7) “THE LOCAL”. While the Local hasn’t been around as long as the Indian, he was born here, or in the nearest town with a hospital, and more often than not, his ancestors were Gold Miners or Ski Bums. Like my cousin the Mountain Man, many Locals are obviously “mountain people”, while others make you wonder. I know Locals who’ve lived in a mountain town their entire lives, yet haven’t gone camping since their high school graduation kegger back in ’85. They spend their days plowing snow or installing drywall, and at night they drink at the bar or sit at home watching teevee. They don’t hunt, they don’t hike, they don’t ski, they don’t fish-indeed, they aren’t really interested in much beyond making a living, something they could do in sunny Florida or inexpensive Oklahoma.

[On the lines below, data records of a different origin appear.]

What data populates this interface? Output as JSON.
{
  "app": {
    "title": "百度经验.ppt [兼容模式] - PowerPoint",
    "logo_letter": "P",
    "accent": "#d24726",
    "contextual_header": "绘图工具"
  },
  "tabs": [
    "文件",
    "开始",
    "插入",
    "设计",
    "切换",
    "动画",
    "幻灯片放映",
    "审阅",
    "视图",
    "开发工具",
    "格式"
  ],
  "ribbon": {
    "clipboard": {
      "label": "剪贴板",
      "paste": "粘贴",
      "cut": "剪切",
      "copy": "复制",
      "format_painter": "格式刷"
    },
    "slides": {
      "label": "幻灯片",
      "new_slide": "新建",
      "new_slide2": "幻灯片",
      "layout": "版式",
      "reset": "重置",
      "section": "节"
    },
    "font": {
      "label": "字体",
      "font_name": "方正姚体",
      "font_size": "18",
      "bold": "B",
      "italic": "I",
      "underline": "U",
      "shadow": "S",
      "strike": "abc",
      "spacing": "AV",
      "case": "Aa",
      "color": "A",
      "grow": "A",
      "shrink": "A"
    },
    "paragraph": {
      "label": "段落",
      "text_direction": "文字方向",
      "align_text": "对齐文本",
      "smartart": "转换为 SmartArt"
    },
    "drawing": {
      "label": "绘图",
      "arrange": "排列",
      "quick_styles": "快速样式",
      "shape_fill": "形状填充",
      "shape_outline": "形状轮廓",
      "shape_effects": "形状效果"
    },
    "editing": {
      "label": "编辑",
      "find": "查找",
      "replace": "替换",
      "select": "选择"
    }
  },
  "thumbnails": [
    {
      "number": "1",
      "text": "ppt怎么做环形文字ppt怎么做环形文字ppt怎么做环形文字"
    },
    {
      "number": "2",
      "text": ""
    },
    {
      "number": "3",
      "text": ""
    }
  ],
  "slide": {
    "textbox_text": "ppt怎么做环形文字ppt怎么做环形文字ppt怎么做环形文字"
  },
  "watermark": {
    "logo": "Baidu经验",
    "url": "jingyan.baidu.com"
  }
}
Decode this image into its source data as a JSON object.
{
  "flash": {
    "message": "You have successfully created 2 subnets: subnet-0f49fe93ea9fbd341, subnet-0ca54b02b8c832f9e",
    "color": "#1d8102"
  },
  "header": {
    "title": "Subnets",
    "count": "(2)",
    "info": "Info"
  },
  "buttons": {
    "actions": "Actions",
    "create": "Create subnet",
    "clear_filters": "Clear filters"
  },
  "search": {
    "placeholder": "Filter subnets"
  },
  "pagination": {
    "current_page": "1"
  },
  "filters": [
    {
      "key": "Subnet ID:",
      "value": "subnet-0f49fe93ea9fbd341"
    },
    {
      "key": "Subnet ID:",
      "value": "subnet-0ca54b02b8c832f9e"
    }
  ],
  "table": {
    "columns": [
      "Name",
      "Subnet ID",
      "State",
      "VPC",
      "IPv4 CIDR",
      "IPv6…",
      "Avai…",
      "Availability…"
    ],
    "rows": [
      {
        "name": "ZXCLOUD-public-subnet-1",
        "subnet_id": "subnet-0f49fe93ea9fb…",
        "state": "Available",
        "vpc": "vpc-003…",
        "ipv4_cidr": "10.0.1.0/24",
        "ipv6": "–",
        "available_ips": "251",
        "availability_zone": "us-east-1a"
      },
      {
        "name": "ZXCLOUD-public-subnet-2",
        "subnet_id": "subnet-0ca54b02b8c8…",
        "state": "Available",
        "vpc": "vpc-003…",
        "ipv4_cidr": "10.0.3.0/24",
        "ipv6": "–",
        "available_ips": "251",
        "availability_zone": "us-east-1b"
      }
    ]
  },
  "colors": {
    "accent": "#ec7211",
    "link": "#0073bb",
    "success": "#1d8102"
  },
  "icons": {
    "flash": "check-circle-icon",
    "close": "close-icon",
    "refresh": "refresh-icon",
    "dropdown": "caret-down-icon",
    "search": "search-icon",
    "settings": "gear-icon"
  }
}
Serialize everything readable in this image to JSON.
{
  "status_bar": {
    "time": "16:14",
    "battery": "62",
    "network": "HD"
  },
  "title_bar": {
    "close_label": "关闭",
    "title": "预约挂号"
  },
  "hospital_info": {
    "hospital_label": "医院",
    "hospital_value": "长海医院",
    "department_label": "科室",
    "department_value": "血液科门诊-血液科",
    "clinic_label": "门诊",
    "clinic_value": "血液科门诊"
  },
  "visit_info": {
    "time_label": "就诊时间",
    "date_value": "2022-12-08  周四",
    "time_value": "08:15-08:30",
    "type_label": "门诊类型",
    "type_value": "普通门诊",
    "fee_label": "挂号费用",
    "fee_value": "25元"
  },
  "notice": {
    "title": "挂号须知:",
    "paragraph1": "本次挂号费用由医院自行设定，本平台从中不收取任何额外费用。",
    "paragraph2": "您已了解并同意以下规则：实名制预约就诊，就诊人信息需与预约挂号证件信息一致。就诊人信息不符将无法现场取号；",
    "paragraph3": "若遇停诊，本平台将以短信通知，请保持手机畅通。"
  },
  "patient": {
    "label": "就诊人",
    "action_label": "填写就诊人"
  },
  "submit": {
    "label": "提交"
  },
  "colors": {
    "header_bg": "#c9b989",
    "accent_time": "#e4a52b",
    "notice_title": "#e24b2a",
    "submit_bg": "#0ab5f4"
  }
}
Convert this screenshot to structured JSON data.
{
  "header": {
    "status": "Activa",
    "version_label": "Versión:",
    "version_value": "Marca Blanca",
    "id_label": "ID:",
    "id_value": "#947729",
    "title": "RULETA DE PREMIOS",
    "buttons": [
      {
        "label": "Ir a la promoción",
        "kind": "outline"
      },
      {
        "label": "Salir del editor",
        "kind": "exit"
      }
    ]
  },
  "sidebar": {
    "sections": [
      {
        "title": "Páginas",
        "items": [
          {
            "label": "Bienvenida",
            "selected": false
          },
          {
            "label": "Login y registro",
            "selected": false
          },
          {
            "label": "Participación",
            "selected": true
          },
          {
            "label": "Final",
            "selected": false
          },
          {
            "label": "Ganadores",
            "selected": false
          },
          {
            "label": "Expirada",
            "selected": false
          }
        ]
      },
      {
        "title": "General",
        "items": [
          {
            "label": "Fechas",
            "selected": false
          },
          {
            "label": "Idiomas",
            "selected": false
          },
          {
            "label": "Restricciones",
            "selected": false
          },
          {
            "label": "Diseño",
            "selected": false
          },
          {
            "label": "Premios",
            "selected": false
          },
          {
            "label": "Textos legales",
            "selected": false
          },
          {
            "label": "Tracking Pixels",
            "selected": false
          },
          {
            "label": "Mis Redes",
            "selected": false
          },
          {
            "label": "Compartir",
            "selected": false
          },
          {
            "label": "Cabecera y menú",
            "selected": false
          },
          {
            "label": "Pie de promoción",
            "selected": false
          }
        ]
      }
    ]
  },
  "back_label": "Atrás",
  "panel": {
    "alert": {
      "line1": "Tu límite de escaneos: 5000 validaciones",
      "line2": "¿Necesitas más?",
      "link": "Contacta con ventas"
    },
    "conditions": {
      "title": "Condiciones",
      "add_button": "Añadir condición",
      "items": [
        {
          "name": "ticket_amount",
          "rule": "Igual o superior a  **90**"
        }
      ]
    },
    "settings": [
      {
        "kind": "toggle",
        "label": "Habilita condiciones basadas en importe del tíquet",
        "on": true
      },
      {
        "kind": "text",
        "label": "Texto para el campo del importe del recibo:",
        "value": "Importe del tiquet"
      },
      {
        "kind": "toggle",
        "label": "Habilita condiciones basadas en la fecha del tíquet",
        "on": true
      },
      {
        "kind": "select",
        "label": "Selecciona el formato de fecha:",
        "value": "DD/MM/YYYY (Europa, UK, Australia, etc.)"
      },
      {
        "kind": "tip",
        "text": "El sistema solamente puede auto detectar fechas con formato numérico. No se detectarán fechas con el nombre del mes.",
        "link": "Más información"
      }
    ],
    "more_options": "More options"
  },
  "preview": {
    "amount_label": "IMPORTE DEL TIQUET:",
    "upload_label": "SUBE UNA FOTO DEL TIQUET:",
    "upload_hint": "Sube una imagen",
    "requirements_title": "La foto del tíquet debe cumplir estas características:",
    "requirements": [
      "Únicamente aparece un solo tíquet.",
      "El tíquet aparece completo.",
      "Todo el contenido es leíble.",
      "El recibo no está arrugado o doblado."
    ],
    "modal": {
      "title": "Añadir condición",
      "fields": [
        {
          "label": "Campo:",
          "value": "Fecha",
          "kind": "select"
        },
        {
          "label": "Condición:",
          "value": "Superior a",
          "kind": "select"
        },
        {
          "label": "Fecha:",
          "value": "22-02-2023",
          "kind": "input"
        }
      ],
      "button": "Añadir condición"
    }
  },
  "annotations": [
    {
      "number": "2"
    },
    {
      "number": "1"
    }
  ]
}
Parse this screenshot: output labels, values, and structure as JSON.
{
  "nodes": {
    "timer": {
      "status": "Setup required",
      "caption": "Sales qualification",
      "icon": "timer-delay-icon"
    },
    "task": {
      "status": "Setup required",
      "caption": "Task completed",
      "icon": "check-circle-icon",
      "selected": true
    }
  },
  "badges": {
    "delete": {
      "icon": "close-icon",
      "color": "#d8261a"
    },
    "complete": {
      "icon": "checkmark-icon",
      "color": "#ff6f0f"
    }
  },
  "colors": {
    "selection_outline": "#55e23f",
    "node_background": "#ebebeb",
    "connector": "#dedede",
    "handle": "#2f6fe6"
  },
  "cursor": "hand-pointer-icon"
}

To a recently arrived Ski Bum or a Tourist, such passivity in the shadow of splendid mountains makes no sense, and they assume that Locals take their surroundings for granted. This is often true, but even the couch potato Local has a connection to the mountains rivaling that of the most ardent backcountry explorer. The Local may never climb any of the majestic peaks visible from his hometown, but each of those craggy, avalanche-lined faces is indelibly burned onto his brain, and he knows their moods and personalities as well as anyone. Along with the fact that his parents, Grandparents or even Great-Grandparents are buried in the local cemetery, this deep, almost unconscious attachment to the mountains keeps him here year after year, all year long. He’ll curse the long winters, swear at the icy roads, bitch about the high cost of living and the changes for the worse, but he’ll never leave, not for very long anyway. After all, the mountains are his home, and he’s a “mountain person” whether he likes it or not.